Quantifying Misattribution Unfairness in Authorship Attribution
This addresses fairness concerns in forensic and real-life applications of authorship attribution, highlighting potential harm and the need for user calibration, though it is incremental as it focuses on quantifying an existing issue rather than solving it.
The paper tackled the problem of unfairness in authorship attribution systems, where some authors are at higher risk of being misattributed as authors of texts they did not write, and introduced the Misattribution Unfairness Index (MAUIk) to quantify this, finding that all five models tested exhibited high levels of unfairness with increased risks for certain authors.
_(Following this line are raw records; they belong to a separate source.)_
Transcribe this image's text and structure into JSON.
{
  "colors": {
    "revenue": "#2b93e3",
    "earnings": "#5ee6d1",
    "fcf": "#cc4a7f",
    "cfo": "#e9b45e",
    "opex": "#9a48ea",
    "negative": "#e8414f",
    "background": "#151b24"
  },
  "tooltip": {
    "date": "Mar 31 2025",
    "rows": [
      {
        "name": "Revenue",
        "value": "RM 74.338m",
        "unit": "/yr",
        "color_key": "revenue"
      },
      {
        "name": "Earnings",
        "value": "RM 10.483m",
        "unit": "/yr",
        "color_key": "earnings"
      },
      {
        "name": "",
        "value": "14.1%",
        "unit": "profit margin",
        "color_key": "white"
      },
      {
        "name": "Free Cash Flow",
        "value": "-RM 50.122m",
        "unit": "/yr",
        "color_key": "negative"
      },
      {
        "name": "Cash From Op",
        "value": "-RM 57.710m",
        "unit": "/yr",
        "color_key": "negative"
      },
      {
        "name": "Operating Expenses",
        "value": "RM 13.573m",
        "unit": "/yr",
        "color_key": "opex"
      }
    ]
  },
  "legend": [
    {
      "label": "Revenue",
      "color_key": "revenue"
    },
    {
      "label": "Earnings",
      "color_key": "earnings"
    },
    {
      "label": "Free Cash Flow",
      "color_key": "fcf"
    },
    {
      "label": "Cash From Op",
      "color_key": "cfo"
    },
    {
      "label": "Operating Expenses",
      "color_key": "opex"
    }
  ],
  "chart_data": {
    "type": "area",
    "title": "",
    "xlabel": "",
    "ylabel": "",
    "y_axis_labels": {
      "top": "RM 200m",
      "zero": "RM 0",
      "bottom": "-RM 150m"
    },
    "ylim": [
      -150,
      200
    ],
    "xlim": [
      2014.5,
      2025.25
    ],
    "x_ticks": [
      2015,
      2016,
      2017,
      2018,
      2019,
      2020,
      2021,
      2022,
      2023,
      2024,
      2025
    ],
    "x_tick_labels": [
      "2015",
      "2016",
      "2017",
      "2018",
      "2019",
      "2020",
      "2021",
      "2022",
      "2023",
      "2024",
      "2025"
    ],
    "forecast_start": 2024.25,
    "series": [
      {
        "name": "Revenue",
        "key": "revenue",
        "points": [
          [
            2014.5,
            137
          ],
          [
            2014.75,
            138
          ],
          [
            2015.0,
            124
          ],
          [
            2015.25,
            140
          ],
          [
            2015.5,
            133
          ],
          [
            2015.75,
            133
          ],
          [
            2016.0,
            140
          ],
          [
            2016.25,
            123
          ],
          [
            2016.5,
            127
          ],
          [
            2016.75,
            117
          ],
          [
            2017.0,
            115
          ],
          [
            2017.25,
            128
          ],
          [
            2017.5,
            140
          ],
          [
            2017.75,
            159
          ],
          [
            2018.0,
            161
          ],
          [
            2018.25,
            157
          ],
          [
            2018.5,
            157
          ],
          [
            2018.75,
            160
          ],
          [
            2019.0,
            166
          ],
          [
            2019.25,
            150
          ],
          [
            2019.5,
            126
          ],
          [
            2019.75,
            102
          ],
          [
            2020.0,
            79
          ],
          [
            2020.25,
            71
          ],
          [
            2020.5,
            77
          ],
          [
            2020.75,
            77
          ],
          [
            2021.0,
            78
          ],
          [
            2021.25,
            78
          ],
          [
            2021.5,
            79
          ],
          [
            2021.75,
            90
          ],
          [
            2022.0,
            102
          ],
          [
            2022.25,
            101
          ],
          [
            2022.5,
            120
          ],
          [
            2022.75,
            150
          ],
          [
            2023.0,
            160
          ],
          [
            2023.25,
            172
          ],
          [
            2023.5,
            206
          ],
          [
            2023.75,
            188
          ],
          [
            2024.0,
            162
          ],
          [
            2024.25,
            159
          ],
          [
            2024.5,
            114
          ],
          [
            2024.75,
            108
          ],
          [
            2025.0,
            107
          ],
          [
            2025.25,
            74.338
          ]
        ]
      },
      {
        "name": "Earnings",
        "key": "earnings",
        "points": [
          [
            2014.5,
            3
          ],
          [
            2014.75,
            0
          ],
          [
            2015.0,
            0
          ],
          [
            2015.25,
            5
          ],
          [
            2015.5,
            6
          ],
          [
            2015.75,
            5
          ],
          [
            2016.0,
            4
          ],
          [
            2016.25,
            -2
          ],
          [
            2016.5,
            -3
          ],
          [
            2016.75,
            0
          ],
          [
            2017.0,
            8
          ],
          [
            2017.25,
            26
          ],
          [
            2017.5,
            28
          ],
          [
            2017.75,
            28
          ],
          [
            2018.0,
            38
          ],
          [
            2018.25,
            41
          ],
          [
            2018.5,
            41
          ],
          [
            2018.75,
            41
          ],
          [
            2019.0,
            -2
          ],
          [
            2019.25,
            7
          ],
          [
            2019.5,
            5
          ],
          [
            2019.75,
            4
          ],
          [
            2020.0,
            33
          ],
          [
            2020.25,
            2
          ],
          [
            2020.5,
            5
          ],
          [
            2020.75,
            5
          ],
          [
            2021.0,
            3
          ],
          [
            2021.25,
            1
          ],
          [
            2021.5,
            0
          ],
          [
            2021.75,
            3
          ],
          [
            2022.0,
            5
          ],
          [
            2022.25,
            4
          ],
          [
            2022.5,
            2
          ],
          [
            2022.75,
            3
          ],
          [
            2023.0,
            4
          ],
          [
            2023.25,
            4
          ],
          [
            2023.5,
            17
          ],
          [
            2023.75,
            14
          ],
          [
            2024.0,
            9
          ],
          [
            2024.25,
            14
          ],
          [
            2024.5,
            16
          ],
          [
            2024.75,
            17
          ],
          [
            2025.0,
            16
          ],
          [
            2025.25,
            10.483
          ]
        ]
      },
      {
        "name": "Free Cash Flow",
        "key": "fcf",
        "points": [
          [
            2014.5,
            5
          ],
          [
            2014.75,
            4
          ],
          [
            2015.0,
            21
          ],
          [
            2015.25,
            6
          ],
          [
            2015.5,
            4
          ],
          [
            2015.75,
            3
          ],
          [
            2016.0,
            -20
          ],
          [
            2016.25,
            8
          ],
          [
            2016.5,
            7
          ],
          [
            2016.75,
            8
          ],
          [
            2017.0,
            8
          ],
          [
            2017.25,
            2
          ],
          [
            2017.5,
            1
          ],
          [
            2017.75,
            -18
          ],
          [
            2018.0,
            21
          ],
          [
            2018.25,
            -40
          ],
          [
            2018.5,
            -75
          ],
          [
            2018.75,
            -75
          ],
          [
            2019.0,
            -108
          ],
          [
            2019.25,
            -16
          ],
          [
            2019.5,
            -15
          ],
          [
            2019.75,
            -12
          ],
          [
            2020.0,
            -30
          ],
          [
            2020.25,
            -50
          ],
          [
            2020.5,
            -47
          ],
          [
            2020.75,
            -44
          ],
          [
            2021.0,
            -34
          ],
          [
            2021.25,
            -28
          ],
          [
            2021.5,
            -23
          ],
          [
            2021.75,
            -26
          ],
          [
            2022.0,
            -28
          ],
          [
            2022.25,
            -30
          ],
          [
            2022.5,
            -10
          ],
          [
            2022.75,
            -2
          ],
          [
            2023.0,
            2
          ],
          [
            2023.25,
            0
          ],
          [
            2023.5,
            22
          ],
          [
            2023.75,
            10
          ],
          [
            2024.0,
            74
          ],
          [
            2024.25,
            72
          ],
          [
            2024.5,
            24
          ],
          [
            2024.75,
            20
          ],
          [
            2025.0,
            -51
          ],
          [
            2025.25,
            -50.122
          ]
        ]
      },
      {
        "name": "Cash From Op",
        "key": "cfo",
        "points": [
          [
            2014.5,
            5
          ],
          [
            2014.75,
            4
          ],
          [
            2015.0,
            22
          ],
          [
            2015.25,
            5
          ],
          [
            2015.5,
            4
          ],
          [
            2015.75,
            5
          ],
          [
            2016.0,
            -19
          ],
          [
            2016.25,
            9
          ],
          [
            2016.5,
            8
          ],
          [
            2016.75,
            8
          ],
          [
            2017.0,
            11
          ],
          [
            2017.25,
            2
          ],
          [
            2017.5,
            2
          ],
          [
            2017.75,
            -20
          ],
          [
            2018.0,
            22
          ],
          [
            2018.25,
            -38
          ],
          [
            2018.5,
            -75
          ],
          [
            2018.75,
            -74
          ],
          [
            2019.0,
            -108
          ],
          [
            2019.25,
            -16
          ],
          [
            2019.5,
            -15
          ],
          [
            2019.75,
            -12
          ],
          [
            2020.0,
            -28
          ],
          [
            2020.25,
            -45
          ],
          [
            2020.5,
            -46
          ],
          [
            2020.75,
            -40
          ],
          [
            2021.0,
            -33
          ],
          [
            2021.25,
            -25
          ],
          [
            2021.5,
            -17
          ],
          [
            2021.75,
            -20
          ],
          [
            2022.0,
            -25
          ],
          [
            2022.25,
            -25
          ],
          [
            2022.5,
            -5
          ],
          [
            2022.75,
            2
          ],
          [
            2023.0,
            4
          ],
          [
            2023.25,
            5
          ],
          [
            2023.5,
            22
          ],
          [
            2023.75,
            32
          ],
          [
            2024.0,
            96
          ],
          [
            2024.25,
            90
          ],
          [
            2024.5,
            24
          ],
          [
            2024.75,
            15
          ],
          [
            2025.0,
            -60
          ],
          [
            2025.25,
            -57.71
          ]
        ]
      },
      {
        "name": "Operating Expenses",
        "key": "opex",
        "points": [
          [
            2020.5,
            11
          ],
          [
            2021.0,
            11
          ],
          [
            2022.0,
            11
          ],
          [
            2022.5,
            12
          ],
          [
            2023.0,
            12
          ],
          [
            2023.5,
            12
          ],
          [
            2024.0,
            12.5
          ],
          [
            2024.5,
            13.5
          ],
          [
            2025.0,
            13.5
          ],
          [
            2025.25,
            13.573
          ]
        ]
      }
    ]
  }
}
Authorship misattribution can have profound consequences in real life. In forensic settings simply being considered as one of the potential authors of an evidential piece of text or communication can result in undesirable scrutiny. This raises a fairness question: Is every author in the candidate pool at equal risk of misattribution? Standard evaluation measures for authorship attribution systems do not explicitly account for this notion of fairness. We introduce a simple measure, Misattribution Unfairness Index (MAUIk), which is based on how often authors are ranked in the top k for texts they did not write. Using this measure we quantify the unfairness of five models on two different datasets. All models exhibit high levels of unfairness with increased risks for some authors. Furthermore, we find that this unfairness relates to how the models embed the authors as vectors in the latent search space. In particular, we observe that the risk of misattribution is higher for authors closer to the centroid (or center) of the embedded authors in the haystack. These results indicate the potential for harm and the need for communicating with and calibrating end users on misattribution risk when building and providing such models for downstream use.